Storm-battered NJ coast bracing for more potential damage
With federal money unlikely, a number of Jersey Shore towns are hoping Mother Nature keeps calm for a bit to allow for their battered beaches to recover from the three-day storm that rocked the Garden State late January into February.
Despite post-storm surveys by the Department of Environmental Protection that show major beach or dune erosion in nine towns, and moderate damage in another 18, the U.S. Army Corps of Engineers believes the nor'easter won't qualify as an "extraordinary storm event" that can free up emergency aid for repairs.
"Certainly some towns do have the capacity to put some small amounts of sand on the beach — typically, that's more of a band-aid solution," said Jon Miller, research associate professor at Stevens Institute of Technology in Hoboken.
The Army Corps said on Tuesday that any work that needs to be done between periodic cycles of restoration is the responsibility of state and local governments.
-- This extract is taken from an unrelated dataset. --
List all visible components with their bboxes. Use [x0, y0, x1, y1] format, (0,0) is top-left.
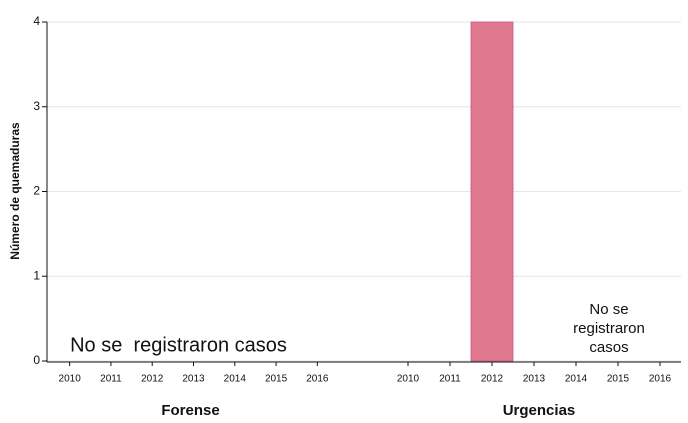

The acting commissioner of the DEP wrote to the Army Corps on Monday asking for support to repair the hardest-hit parts of the shore, most of which are located in Ocean County.
Police in select towns have had to erect barriers near the edge of sand cliffs created by erosion. Major erosion was recorded in Bay Head, the Ortley Beach section of Toms River, Atlantic City, North Wildwood, and multiple parts of Long Beach Island, DEP said in its report.
"We saw a lot of beach access points actually destroyed on the ocean side because of the waves," said Tom Herrington, associate director of the Urban Coast Institute at Monmouth University in West Long Branch.
Much of the sand taken from the shore is expected to return in time following the storm, but the timeline depends on future storms.
"We're more worried about the short-term. If another storm comes along in the next few weeks while the beaches are eroded, they could see even more erosion and then more damage," Herrington said.
The Garden State is in an active, stormy weather pattern right now. Beyond a couple winter events through the end of the week, a possible coastal storm is forecasted for Sunday.
The Associated Press contributed to this report.